32-bit Win 8.1 boots from GPT.
I'm wondering at what point you discover (without checking an article like this) that, say, installing Win 8 32 bit on a GPT formatted disk won't work? Or that you can't install Win 8 64bit on a GPT formatted disk using a non-UEFI BIOS? There are two cases in the latter situation: 1: trying to format a HDD as GPT on a non UEFI system using a boot disk, say. 2: Installing a preformatted HDD in a non UEFI PC, and then trying to install the O/S.
I guess whoever thought up the name could be Scottish- 'guid' = 'good'. Certainly not French. I mean, try saying 'GPT' in French.. clue, it's a verb in the present perfect - J'ai ......
Oops! Quel marketing!
@dalchina, Normally, you'd discover this while you're setting up Windows; if you're setting up on a new machine, the "Select an installation location" stage isn't going to let you partition the drive with an incompatible partition scheme. In the case of a formatted drive, you should also get an error during the setup process. In either case, you should know about the problem before any data is modified, so you can copy that data over to an MBR drive.
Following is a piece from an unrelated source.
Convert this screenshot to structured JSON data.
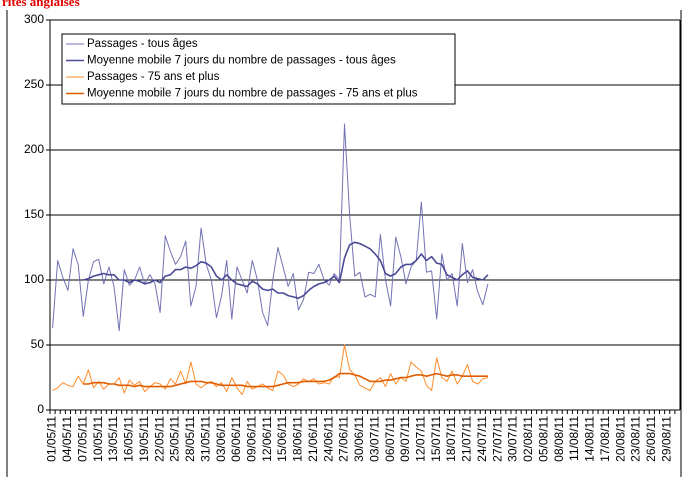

My newer laptop came with UEFI and a secured boot-loader. I wanted to dual boot Windows 8 and Windows 7. Had to disable secure boot-loader by formatting and switching to MBR with 3rd party partitioning software. Too bad one couldn't just make a partition in windows 8 disk management for windows 7 and have everything work. Could not get windows 7 to boot in UEFI. After installing windows 7, I had to reinstall windows 8. What a pain.
If each hard drive will be uniquely identifiable, are there any privacy issues with this?
Will it mean that it could be used as evidence like an IP or MAC address and will the GUID be accessible externally, as another way of identifying an individual for marketing, cookies etc
You couldn't just turn off the secure bootloader?
typo "strong so long" instead of "string so long"
So... starting with a 32-bit Windows 7 installation on a 1TB hard drive running on a UEFI BIOS, how would you transfer the OS to an SSD? I'd like to format the SSD as a GPT drive and clone the OS to it, thus avoiding reinstalling the OS.
You won't be able to do that with a 32-bit version of Windows 7. You either need to partition your drive with MBR or upgrade to a 64 bit OS.
Can Windows 7, Windows Vista, and Windows Server 2008 read, write, and boot from GPT disks?
Yes, all versions can use GPT partitioned disks for data. Booting is only supported for 64-bit editions on UEFI-based systems.
Thanks; I screwed up my problem statement. We have a new 64-bit, UEFI Windows 7 HP machine, and want to reformat an existing (64-bit, MBR SSD) drive as a GPT drive, and then transfer the running OS (on a 1TB GPT HDD) to the SSD, without having to reinstall the OS.The BIOS lists the legacy (64-bit, MBR SSD) drive in its list of boot devices, but refuses to allow you to make it the default.
Okay, that's different.
There are usually two modes for imaging programs: partition mode and whole disk mode. I think what you want to do here is use the whole disk mode; that should let you copy over all of your partitions, including the HP recovery partition, without any problems. I haven't actually done an image copy on a GPT drive yet (the last one I did was an MBR partition on my desktop, which has UEFI but is running in BIOS emulation mode.)
Here's a forum post over on Tom's Hardware: this guy found a program from Paragon called "Migrate OS to SSD" -- http://www.tomshardware.com/forum/id-1670056/successful-clone-windows-hard-drive-ssd-gpt-uefi.html
I think the best way is do it in dos. Delete all the partitions using fdisk and the run
fdisk /mbr. That would put the disk back to the master boot record @ factory settings.